Recently there is a case report published utilizing antagonist of interleukin-4 receptor alpha for a patient who is treatment-resistant to other typical treatment options for exfoliative cheilitis, namely topical corticosteroids, topical tacrolimus, petroleum jelly, and doxycycline.
Dupilumab, a human monoclonal antibody, functions as an antagonist for the interleukin-4 (IL-4) receptor alpha. By doing so, it hinders the pro-inflammatory IL-4 and IL-13 pathways. In the field of dermatology, dupilumab has gained approval for addressing moderate to severe atopic dermatitis, and more recently, prurigo nodularis.
The case is a 35-year-old woman with a history of atopic dermatitis since childhood who sought treatment at the clinic due to a persistent 2.5-year issue with erythematous and scaly lips. Monthly flares caused pain and pruritus, despite prior interventions by another dermatologist, including topical corticosteroids, topical tacrolimus, petroleum jelly, and doxycycline for possible concurrent rosacea. Although tacrolimus ointment prevented some flares, it did not reduce their duration. Previous negative test results, including patch testing and polymerase chain reactions for varicella zoster virus and herpes simplex virus, were noted.

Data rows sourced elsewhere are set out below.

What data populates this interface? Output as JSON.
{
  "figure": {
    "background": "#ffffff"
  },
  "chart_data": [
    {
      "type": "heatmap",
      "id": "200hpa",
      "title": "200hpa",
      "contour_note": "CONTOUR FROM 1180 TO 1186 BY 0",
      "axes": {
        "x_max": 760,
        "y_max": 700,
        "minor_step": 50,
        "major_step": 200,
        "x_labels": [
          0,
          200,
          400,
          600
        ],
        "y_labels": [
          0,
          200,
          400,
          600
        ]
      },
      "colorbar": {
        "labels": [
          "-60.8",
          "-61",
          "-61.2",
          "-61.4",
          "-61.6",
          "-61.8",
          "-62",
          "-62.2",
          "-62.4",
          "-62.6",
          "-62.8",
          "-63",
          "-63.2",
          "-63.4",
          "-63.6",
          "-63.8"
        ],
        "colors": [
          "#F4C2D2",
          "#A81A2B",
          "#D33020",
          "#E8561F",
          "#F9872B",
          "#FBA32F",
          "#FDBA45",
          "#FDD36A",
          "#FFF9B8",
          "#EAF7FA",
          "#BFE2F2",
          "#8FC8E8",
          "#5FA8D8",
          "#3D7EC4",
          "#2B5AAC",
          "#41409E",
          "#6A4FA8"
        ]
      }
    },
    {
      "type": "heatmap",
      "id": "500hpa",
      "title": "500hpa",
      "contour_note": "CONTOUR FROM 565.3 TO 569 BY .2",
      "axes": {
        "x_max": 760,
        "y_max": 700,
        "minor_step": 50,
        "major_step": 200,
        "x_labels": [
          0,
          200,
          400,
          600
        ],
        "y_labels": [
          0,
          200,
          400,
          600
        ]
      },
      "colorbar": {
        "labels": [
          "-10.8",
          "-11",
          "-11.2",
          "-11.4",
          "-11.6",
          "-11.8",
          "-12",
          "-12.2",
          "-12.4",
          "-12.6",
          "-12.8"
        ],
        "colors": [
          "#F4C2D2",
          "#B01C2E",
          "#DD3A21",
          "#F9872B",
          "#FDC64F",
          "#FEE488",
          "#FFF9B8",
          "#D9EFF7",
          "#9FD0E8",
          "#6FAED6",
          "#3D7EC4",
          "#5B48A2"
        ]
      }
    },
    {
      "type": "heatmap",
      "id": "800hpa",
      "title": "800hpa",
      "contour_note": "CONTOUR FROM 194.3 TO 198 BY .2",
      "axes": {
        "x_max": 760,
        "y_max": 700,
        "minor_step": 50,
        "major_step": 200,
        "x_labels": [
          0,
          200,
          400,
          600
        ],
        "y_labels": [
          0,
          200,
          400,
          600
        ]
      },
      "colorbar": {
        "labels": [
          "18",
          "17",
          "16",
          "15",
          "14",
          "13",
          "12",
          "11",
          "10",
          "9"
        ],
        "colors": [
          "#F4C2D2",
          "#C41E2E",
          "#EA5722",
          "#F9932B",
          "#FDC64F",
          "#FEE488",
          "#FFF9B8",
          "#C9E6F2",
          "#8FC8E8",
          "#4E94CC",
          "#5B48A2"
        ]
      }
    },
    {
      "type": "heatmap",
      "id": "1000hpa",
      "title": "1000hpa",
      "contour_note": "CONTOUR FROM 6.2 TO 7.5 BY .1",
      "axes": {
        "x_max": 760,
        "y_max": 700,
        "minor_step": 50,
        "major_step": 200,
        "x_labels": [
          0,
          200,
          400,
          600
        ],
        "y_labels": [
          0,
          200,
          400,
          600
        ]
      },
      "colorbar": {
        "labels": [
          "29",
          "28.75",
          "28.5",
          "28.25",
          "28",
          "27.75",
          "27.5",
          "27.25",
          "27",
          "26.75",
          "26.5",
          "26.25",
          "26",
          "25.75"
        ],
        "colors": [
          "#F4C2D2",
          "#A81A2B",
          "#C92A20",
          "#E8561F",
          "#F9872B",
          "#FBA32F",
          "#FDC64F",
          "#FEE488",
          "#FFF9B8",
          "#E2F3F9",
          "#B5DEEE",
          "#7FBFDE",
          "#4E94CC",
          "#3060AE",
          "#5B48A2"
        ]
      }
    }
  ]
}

Upon presentation at the clinic, the patient’s lips exhibited edema, scaling with microvesicles, and a few cream-colored pustules. Initial treatment included prescribing tacrolimus ointment for flare prevention, hydrocortisone valerate 0.2% ointment for flare management, prophylactic valacyclovir 500 mg twice daily for three months, and Vaseline as a lip barrier. While hydrocortisone alleviated flares, their frequency increased to weekly. Follow-up revealed persistent microvesicles and pustules on the lips. Dapsone 5% gel and crisaborole 2% ointment were ineffective, and systemic therapies like isotretinoin and methotrexate yielded no improvement. Alitretinoin was suggested but proved unaffordable.
Finally, dupilumab was prescribed with a 600 mg loading dose, followed by 300 mg every four weeks. After four months of treatment, the patient’s lips were no longer pruritic or painful. Topical tacrolimus and corticosteroids were no longer necessary, and examination showed resolved hyperkeratotic scale with no perioral lesions or scarring. Exfoliative cheilitis flares had ceased, with occasional eyelid irritation manageable with emollients.

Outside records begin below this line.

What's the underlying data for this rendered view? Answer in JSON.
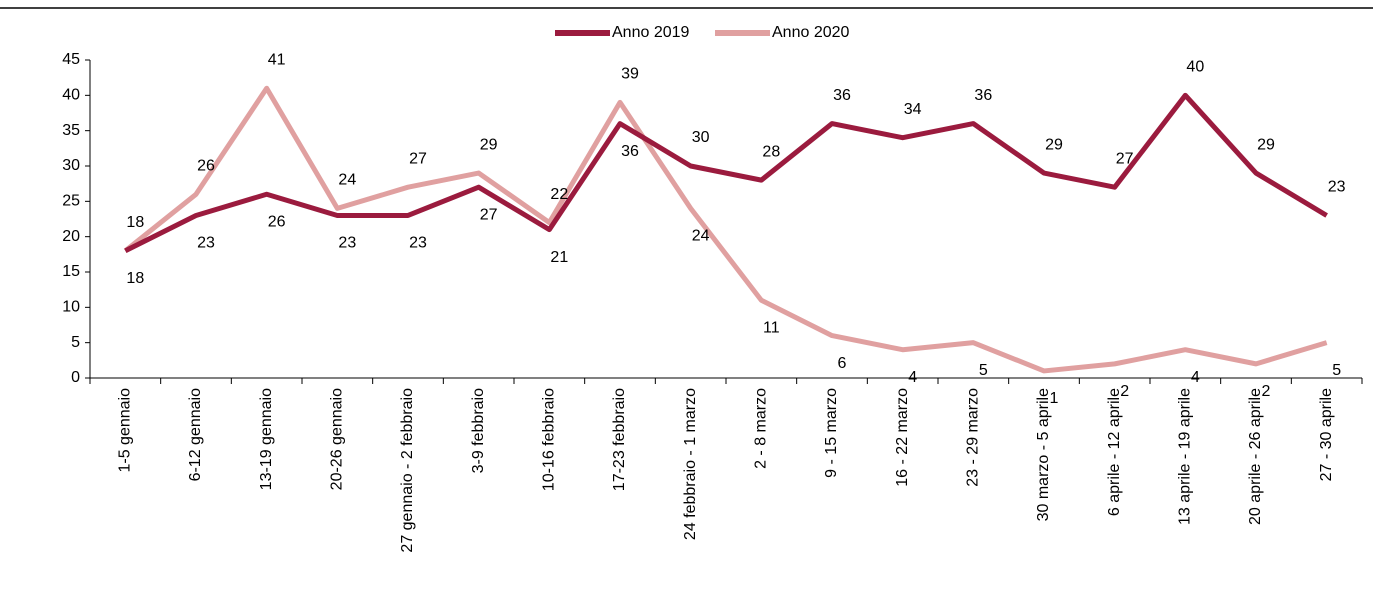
{
  "chart_data": {
    "type": "line",
    "categories": [
      "1-5 gennaio",
      "6-12 gennaio",
      "13-19 gennaio",
      "20-26 gennaio",
      "27 gennaio - 2 febbraio",
      "3-9 febbraio",
      "10-16 febbraio",
      "17-23 febbraio",
      "24 febbraio - 1 marzo",
      "2 - 8 marzo",
      "9 - 15 marzo",
      "16 - 22 marzo",
      "23 - 29 marzo",
      "30 marzo - 5 aprile",
      "6 aprile - 12 aprile",
      "13 aprile - 19 aprile",
      "20 aprile - 26 aprile",
      "27 - 30 aprile"
    ],
    "series": [
      {
        "name": "Anno 2019",
        "color": "#9b1b3e",
        "values": [
          18,
          23,
          26,
          23,
          23,
          27,
          21,
          36,
          30,
          28,
          36,
          34,
          36,
          29,
          27,
          40,
          29,
          23
        ]
      },
      {
        "name": "Anno 2020",
        "color": "#e0a0a0",
        "values": [
          18,
          26,
          41,
          24,
          27,
          29,
          22,
          39,
          24,
          11,
          6,
          4,
          5,
          1,
          2,
          4,
          2,
          5
        ]
      }
    ],
    "ylim": [
      0,
      45
    ],
    "yticks": [
      0,
      5,
      10,
      15,
      20,
      25,
      30,
      35,
      40,
      45
    ],
    "legend": "top"
  }
}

This may be the first case report demonstrating successfully treating EC with dupilumab. Dupilumab, classified as a human monoclonal immunoglobulin-G4 (IgG4) antibody, specifically targets the shared IL-4Rα subunit, thereby blocking the IL-4 and IL-13 transduction pathways. This action is pivotal in inhibiting the aberrant T helper-2 (Th2)-mediated inflammatory pathway, contributing to the normalization of barrier function. By suppressing IL-4 and IL-13, dupilumab induces changes in gene expression, resulting in decreased markers of epidermal proliferation and inflammatory mediators. Additionally, it promotes an increase in lipid metabolism proteins, as well as structural and barrier proteins.
Exfoliative cheilitis manifests as inflammation and desquamation along the vermilion border of the lip, often accompanied by thick keratin scale. Histopathological examination reveals parakeratosis, hyperkeratosis, acantholysis, and both acute and chronic inflammation, including lymphoplasmacytic infiltration in the dermis. Notably, patients with EC demonstrate a predisposition to type I IgE-mediated hypersensitivity. Intriguingly, the patient in this case also had a history of childhood atopic dermatitis. It is plausible that the therapeutic impact of dupilumab, specifically in blocking the Th2 pathway, downregulating inflammatory mediators, and curbing epidermal proliferation, played a role in resolving EC for this individual. This case suggests that dupilumab could be a viable consideration for patients with resistant EC, particularly those with a history of atopic dermatitis.